Maine Coon kitten in carton box13 mars 2015 – Les animaux sont plus que jamais abandonnés pendant la période des déménagements. La SPCA de Montréal en accueille trois fois plus dans son refuge. En fait, le nombre d’animaux y passe de 600 à 1600 par mois. Le manque de logements abordables pour les accepter contribue, d’une certaine manière, à ce climat d’abandon massif au Québec.

Une pratique qui doit cesser

Cette situation n’est pas acceptable, pensent les dirigeants de la SPCA de Montréal, qui ont déployé des mesures afin d’aider à enrayer le fléau. L’une des façons d’y parvenir consiste à s’impliquer dans sa campagne Gardons les familles unies, qui s’oppose aux clauses « interdisant les animaux dans les baux résidentiels ».

Cette année, la campagne sera appuyée par la députée de Sainte-Marie-Saint-Jacques, Manon Massé. Elle est assortie d’une pétition provinciale qui sera accessible en ligne, pendant les trois prochains mois, pour ensuite être déposée à l’Assemblée nationale par cette même députée. D’ici là, la SPCA de Montréal invite le grand public à aller y apposer sa signature.

Vers des mesures législatives? 

La campagne Gardons les familles unies vise – pendant la période des déménagements – à prévenir l’abandon d’animaux de compagnie. La SPCA cherche, notamment, à faire adopter des mesures législatives », lesquelles interdiraient aux propriétaires « d’inclure des clauses discriminatoires interdisant les animaux dans les baux résidentiels ».

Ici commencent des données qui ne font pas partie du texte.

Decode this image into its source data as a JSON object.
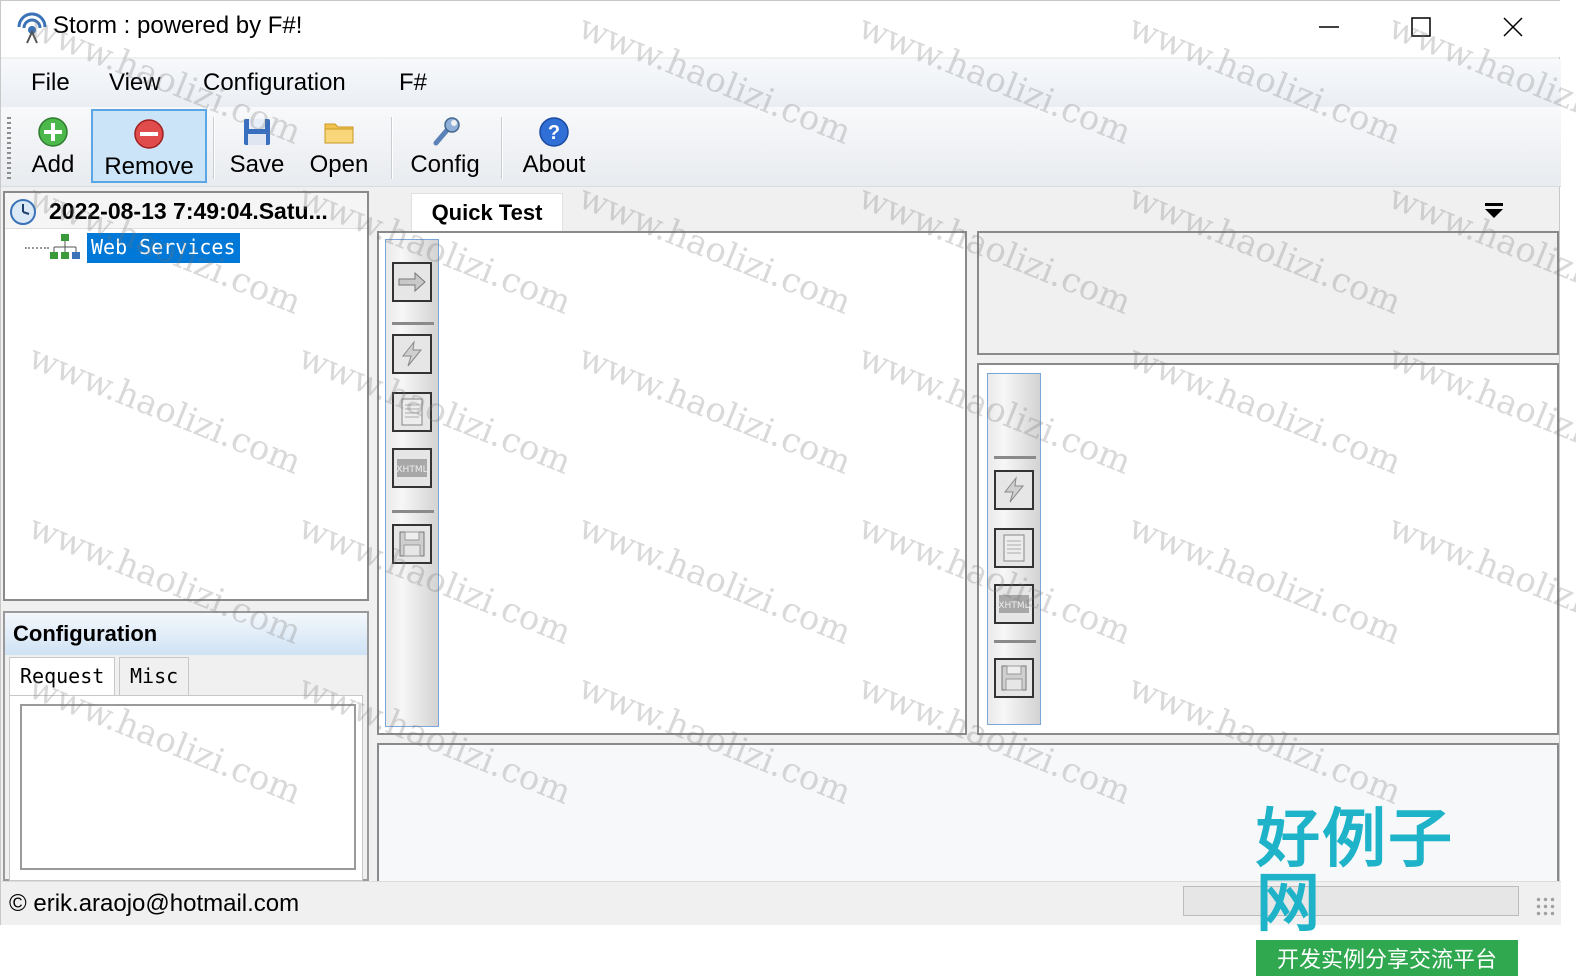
{
  "window": {
    "title": "Storm : powered by F#!"
  },
  "menu": {
    "items": [
      "File",
      "View",
      "Configuration",
      "F#"
    ]
  },
  "toolbar": {
    "add": "Add",
    "remove": "Remove",
    "save": "Save",
    "open": "Open",
    "config": "Config",
    "about": "About"
  },
  "tree": {
    "header": "2022-08-13 7:49:04.Satu...",
    "node": "Web Services"
  },
  "config_panel": {
    "title": "Configuration",
    "tabs": [
      "Request",
      "Misc"
    ]
  },
  "tabs": {
    "quick_test": "Quick Test"
  },
  "status": {
    "text": "© erik.araojo@hotmail.com"
  },
  "watermark": {
    "text": "www.haolizi.com",
    "brand_main": "好例子网",
    "brand_sub": "开发实例分享交流平台"
  },
  "colors": {
    "selection": "#0078d7",
    "active_button": "#cce4f7",
    "brand": "#1eb3c8",
    "brand_bar": "#2fa84f"
  }
}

Rappelons qu’actuellement, le Code civil du Québec « permet aux propriétaires de pénaliser les propriétaires d’animaux à la recherche de logements locatifs abordables », rappelle la SPCA de Montréal. Cela affecte davantage les familles à faible revenu, dont les moyens financier pour se loger sont plus limités. La France, la Belgique et la province de l’Ontario ont remédié à cette situation, en statuant que les clauses interdisant les animaux dans les baux résidentiels étaient « déraisonnables » et « injustes ». Elles ont donc été déclarées nulles et non avenues.